One of the most intriguing signs was the presentation to the Cuban parliament Oct. 3 by dissident leader Oswaldo Paya of 14,384 signatures demanding sweeping political reforms. Last year he delivered 11,020 signatures to the National Assembly voicing similar demands. Lawmakers dismissed the earlier petition, which triggered a government crackdown and lengthy prison sentences for dissidents, including activists in the Varela Project, as the petition movement is called. It is so named after Felix Varela, a Cuban independence hero. But Paya vowed to continue and was back this year.

Well-informed Cuban observers say someone in high places has to be protecting him. Says one: "You have to be careful not to upset the apple cart in Cuba. The security system is so tight, you don't just walk into the National Assembly and deliver a petition calling for a referendum on freedom of speech and assembly and amnesty for political prisoners. Somebody allowed him to do it. Somebody opened the door."

But on the other side of the coin, hard-liners around Castro might be deriving comfort from the apparent elevation in the hierarchy of Ramiro Valdez, a semi- retired former interior minister with a reputation for repressive inclinations and activity. In Cuba's July 26 national celebrations he was given a position of honor beside Castro, stirring speculation that he might even be being positioned as Castro's successor, a role long thought to have been reserved for Raoul Castro, whose health may now be in question.

The issue dividing these carefully jousting factions is how Cuba should represent itself to the outside world at a time when its economy is in tatters and it desperately needs foreign friends to come to its aid. Recent arrests, imprisonment of dissidents, and even political executions have soured opinion in European countries like Spain, Italy, France, and Germany where Castro once could find some sympathizers. Meanwhile, President Bush is hanging tough against the normalization of relations between the US and Cuba, which might open the floodgates to trade and travel and generate an inflow to Cuba of desperately needed American dollars.

One Republican senator, Norman Coleman of Minnesota, visited Cuba a few weeks ago in a mind to vote for lifting the sanctions. But after meeting with dissidents, he changed his view. The crackdown in Cuba has also caused slippage of support in the House for lifting the US ban on travel to Cuba, which some economists think could funnel more than $500 million a year into that country. Last month, the House voted 227 to 188 to lift the ban, but support is down from 262 who favored it last year. The president is opposed to such liberalization and, last week, pledged tighter enforcement of the embargo.

"Cuba must change," Mr. Bush told Cuban exiles and anti-Castro groups, and he said he is setting up a government commission to help move Cuba to democracy whenever Castro leaves power.

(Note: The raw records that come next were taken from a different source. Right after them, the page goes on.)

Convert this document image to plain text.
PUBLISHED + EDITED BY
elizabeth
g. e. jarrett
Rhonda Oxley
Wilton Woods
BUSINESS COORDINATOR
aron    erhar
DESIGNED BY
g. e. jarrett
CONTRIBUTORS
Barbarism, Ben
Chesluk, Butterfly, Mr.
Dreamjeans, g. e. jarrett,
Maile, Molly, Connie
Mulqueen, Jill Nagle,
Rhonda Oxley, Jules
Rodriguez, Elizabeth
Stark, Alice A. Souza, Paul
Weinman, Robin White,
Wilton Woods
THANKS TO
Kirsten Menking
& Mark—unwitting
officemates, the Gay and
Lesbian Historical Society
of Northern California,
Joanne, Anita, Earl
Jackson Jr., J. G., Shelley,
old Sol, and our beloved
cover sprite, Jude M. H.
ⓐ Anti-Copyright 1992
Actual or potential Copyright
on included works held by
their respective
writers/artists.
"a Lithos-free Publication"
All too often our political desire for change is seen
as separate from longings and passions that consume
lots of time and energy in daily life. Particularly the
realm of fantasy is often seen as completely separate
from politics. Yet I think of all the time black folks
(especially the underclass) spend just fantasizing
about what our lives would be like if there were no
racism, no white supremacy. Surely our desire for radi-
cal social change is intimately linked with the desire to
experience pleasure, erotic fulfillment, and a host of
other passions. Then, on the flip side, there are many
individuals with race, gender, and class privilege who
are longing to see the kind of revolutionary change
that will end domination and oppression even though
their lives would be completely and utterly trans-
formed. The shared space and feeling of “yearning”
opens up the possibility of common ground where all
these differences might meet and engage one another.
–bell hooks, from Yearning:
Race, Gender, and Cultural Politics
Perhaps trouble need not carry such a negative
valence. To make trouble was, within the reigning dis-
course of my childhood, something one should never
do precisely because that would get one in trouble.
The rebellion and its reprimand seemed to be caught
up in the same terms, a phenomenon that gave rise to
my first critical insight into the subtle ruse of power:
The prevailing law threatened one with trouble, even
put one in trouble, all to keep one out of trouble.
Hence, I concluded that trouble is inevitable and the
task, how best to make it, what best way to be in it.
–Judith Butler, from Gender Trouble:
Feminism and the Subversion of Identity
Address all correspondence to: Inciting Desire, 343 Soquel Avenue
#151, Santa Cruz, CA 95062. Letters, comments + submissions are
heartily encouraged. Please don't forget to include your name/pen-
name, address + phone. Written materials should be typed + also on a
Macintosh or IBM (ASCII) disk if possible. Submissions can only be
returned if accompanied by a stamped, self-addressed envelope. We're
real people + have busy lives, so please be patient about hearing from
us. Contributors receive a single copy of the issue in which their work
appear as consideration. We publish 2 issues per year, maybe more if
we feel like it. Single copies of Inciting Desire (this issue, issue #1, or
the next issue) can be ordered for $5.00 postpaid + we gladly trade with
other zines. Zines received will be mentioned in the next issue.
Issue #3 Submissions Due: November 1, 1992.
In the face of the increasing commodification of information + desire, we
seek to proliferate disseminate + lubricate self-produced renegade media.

Cuban exiles are a critical Florida voting bloc in the upcoming presidential election.

This was not the softening in the US position that Castro deems essential if he is to ease his terrible financial crisis. One former confidant of Castro says the Cuban leader is now confronted by a dilemma. On the one hand, he could woo Bush by offering a carrot with the concessions apparently being advocated by some of the more pragmatic supporters in his entourage. This could involve going forward with the referendum urged by Oswaldo Paya and the other petition signatories.

The alternative, says this source familiar with Castro's thinking, is to brandish a stick at the US by "raising the ante." He could unleash a flood of Cuban refugees in the direction of the US, thus creating a "massive migration crisis" in the midst of the presidential election campaign.

That is a prospect the president cannot afford to take lightly.

John Hughes, a former editor of the Monitor, is editor and chief operating officer of the Deseret Morning News.